Does paying interest on reserves stall growth?
byIn an interesting (pun intended) post (Economist’s View: Interest on Reserves and Inflation) Mark Thoma says that the Fed’s paying banks interest on their reserves does not dampen investment, for two reasons, one on the supply side and one on the demand side. On the supply side of the market for loans, Thoma points out that 0.25% (the rate the Fed is paying on reserves) isn’t that high. On the demand side, Thoma says that businesses have a lot of cash on hand that they’re not using to invest, meaning the demand for loans isn’t really there. I want to take issue with the second point, because while large corporations may indeed have a lot of cash on hand, small businesses and households don’t. And they are the ones who are being denied access to credit.

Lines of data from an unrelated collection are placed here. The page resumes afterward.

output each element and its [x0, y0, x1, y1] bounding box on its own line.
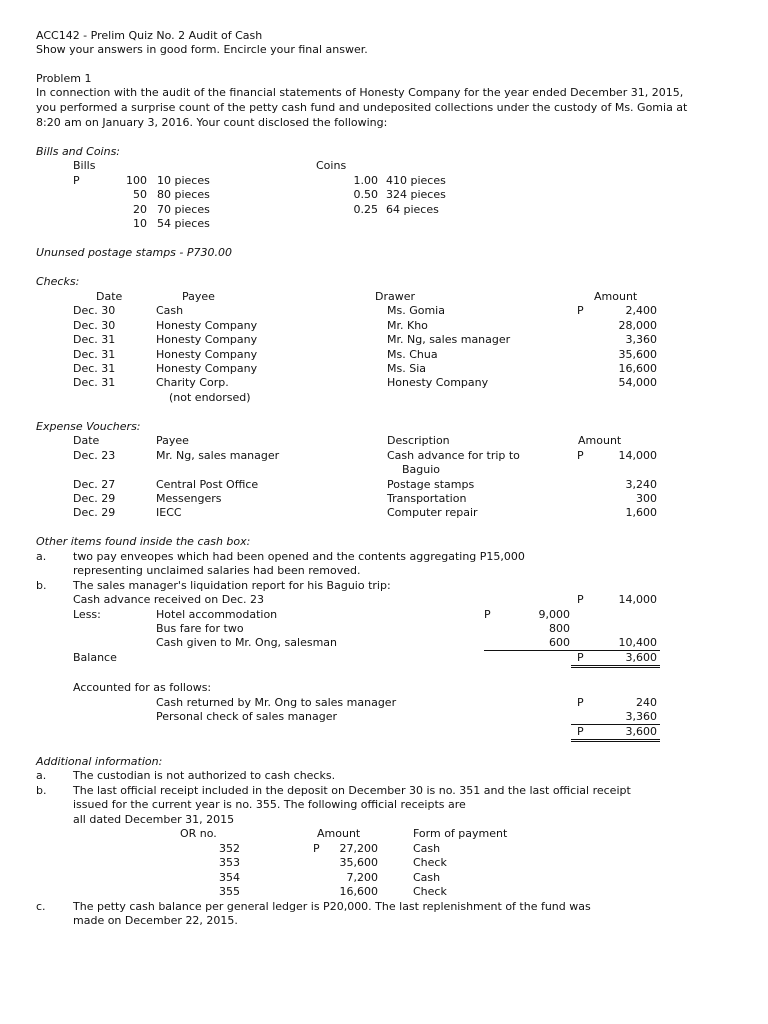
vouchers-col-payee: Payee [156, 434, 189, 447]
accounted-total: 3,600 [625, 725, 657, 738]
less-item-label: Hotel accommodation [156, 608, 278, 621]
item-text: The petty cash balance per general ledger is P20,000. The last replenishment of the fund was [73, 900, 591, 913]
or-col-form: Form of payment [413, 827, 508, 840]
or-number: 353 [219, 856, 240, 869]
item-label: a. [36, 550, 47, 563]
peso-sign: P [577, 449, 584, 462]
check-payee: Honesty Company [156, 348, 258, 361]
advance-label: Cash advance received on Dec. 23 [73, 593, 265, 606]
peso-sign: P [577, 593, 584, 606]
check-drawer: Mr. Kho [387, 319, 428, 332]
less-item-label: Bus fare for two [156, 622, 244, 635]
check-date: Dec. 31 [73, 362, 116, 375]
voucher-payee: Mr. Ng, sales manager [156, 449, 280, 462]
vouchers-col-date: Date [73, 434, 100, 447]
or-form: Cash [413, 842, 441, 855]
problem-label: Problem 1 [36, 72, 92, 85]
item-text: representing unclaimed salaries had been removed. [73, 564, 361, 577]
voucher-description-cont: Baguio [402, 463, 441, 476]
problem-intro-line: 8:20 am on January 3, 2016. Your count disclosed the following: [36, 116, 388, 129]
coin-quantity: 64 pieces [386, 203, 439, 216]
coin-denomination: 0.25 [353, 203, 378, 216]
double-underline [571, 739, 660, 740]
less-total: 10,400 [618, 636, 657, 649]
check-amount: 2,400 [625, 304, 657, 317]
check-amount: 3,360 [625, 333, 657, 346]
voucher-payee: IECC [156, 506, 182, 519]
bill-denomination: 50 [133, 188, 147, 201]
item-text: The last official receipt included in the deposit on December 30 is no. 351 and the last official receipt [73, 784, 631, 797]
or-form: Check [413, 885, 447, 898]
voucher-payee: Central Post Office [156, 478, 259, 491]
check-drawer: Honesty Company [387, 376, 489, 389]
item-text: issued for the current year is no. 355. The following official receipts are [73, 798, 466, 811]
bill-quantity: 54 pieces [157, 217, 210, 230]
less-label: Less: [73, 608, 101, 621]
problem-intro-line: you performed a surprise count of the petty cash fund and undeposited collections under the custody of Ms. Gomia at [36, 101, 688, 114]
check-payee: Charity Corp. [156, 376, 229, 389]
check-drawer: Mr. Ng, sales manager [387, 333, 511, 346]
double-underline [571, 665, 660, 666]
check-drawer: Ms. Gomia [387, 304, 445, 317]
item-text: The sales manager's liquidation report for his Baguio trip: [73, 579, 391, 592]
check-payee: Honesty Company [156, 362, 258, 375]
problem-intro-line: In connection with the audit of the financial statements of Honesty Company for the year ended December 31, 2015, [36, 86, 684, 99]
check-note: (not endorsed) [169, 391, 251, 404]
peso-sign: P [577, 725, 584, 738]
accounted-item-amount: 240 [636, 696, 657, 709]
or-col-amount: Amount [317, 827, 361, 840]
peso-sign: P [577, 696, 584, 709]
bills-label: Bills [73, 159, 96, 172]
bill-denomination: 10 [133, 217, 147, 230]
voucher-amount: 3,240 [625, 478, 657, 491]
bill-denomination: 100 [126, 174, 147, 187]
or-amount: 16,600 [339, 885, 378, 898]
voucher-date: Dec. 29 [73, 492, 116, 505]
check-payee: Honesty Company [156, 319, 258, 332]
accounted-item-label: Personal check of sales manager [156, 710, 338, 723]
checks-col-amount: Amount [594, 290, 638, 303]
check-amount: 16,600 [618, 362, 657, 375]
or-number: 354 [219, 871, 240, 884]
bill-quantity: 70 pieces [157, 203, 210, 216]
check-date: Dec. 31 [73, 348, 116, 361]
checks-col-date: Date [96, 290, 123, 303]
balance-label: Balance [73, 651, 117, 664]
less-item-amount: 800 [549, 622, 570, 635]
instructions: Show your answers in good form. Encircle your final answer. [36, 43, 368, 56]
peso-sign: P [313, 842, 320, 855]
check-payee: Honesty Company [156, 333, 258, 346]
check-amount: 35,600 [618, 348, 657, 361]
bill-quantity: 10 pieces [157, 174, 210, 187]
or-col-number: OR no. [180, 827, 217, 840]
check-drawer: Ms. Sia [387, 362, 426, 375]
or-number: 352 [219, 842, 240, 855]
check-amount: 54,000 [618, 376, 657, 389]
less-item-label: Cash given to Mr. Ong, salesman [156, 636, 338, 649]
item-label: b. [36, 579, 47, 592]
less-item-amount: 9,000 [538, 608, 570, 621]
item-text: made on December 22, 2015. [73, 914, 238, 927]
accounted-item-amount: 3,360 [625, 710, 657, 723]
check-date: Dec. 30 [73, 304, 116, 317]
or-amount: 7,200 [346, 871, 378, 884]
voucher-description: Postage stamps [387, 478, 475, 491]
check-drawer: Ms. Chua [387, 348, 438, 361]
vouchers-heading: Expense Vouchers: [36, 420, 141, 433]
voucher-amount: 300 [636, 492, 657, 505]
accounted-label: Accounted for as follows: [73, 681, 212, 694]
or-amount: 27,200 [339, 842, 378, 855]
voucher-date: Dec. 27 [73, 478, 116, 491]
postage-stamps: Ununsed postage stamps - P730.00 [36, 246, 232, 259]
voucher-amount: 14,000 [618, 449, 657, 462]
peso-sign: P [577, 304, 584, 317]
coin-quantity: 410 pieces [386, 174, 446, 187]
other-items-heading: Other items found inside the cash box: [36, 535, 251, 548]
vouchers-col-amount: Amount [578, 434, 622, 447]
coin-quantity: 324 pieces [386, 188, 446, 201]
checks-heading: Checks: [36, 275, 80, 288]
bill-quantity: 80 pieces [157, 188, 210, 201]
voucher-description: Transportation [387, 492, 467, 505]
accounted-item-label: Cash returned by Mr. Ong to sales manager [156, 696, 397, 709]
check-payee: Cash [156, 304, 184, 317]
voucher-date: Dec. 29 [73, 506, 116, 519]
bills-coins-heading: Bills and Coins: [36, 145, 121, 158]
check-date: Dec. 31 [73, 333, 116, 346]
peso-sign: P [484, 608, 491, 621]
check-date: Dec. 30 [73, 319, 116, 332]
double-underline [571, 741, 660, 742]
voucher-amount: 1,600 [625, 506, 657, 519]
balance-amount: 3,600 [625, 651, 657, 664]
item-text: two pay enveopes which had been opened and the contents aggregating P15,000 [73, 550, 525, 563]
item-label: b. [36, 784, 47, 797]
voucher-date: Dec. 23 [73, 449, 116, 462]
checks-col-drawer: Drawer [375, 290, 416, 303]
peso-sign: P [73, 174, 80, 187]
checks-col-payee: Payee [182, 290, 215, 303]
voucher-description: Computer repair [387, 506, 478, 519]
item-label: a. [36, 769, 47, 782]
advance-amount: 14,000 [618, 593, 657, 606]
item-text: all dated December 31, 2015 [73, 813, 235, 826]
additional-heading: Additional information: [36, 755, 163, 768]
voucher-description: Cash advance for trip to [387, 449, 520, 462]
bill-denomination: 20 [133, 203, 147, 216]
quiz-title: ACC142 - Prelim Quiz No. 2 Audit of Cash [36, 29, 263, 42]
peso-sign: P [577, 651, 584, 664]
or-number: 355 [219, 885, 240, 898]
or-form: Cash [413, 871, 441, 884]
check-amount: 28,000 [618, 319, 657, 332]
check-date: Dec. 31 [73, 376, 116, 389]
less-item-amount: 600 [549, 636, 570, 649]
item-text: The custodian is not authorized to cash checks. [73, 769, 336, 782]
coins-label: Coins [316, 159, 347, 172]
voucher-payee: Messengers [156, 492, 222, 505]
double-underline [571, 667, 660, 668]
vouchers-col-description: Description [387, 434, 450, 447]
coin-denomination: 0.50 [353, 188, 378, 201]
item-label: c. [36, 900, 46, 913]
or-form: Check [413, 856, 447, 869]
or-amount: 35,600 [339, 856, 378, 869]
coin-denomination: 1.00 [353, 174, 378, 187]
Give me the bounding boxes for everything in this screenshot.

In an October report, the New York Fed found that many small businesses are being denied credit because of unrealistically stringent standards. An article in Newsweek suggest however, that standards are slowly being loosened for small business lending. On the household front, the National Association of Realtors (an admittedly interested [pun again intended] source), at their annual conference last week adopted a call on mortgage lenders to loosen their standards. While all this is not necessarily overwhelming evidence that banks are opting to collect interest on their reserves rather than making loans, I am nonetheless drawn back to charts like this one from the St. Louis Fed:
Banks are still sitting on a LOT of reserves that could be used to make loans.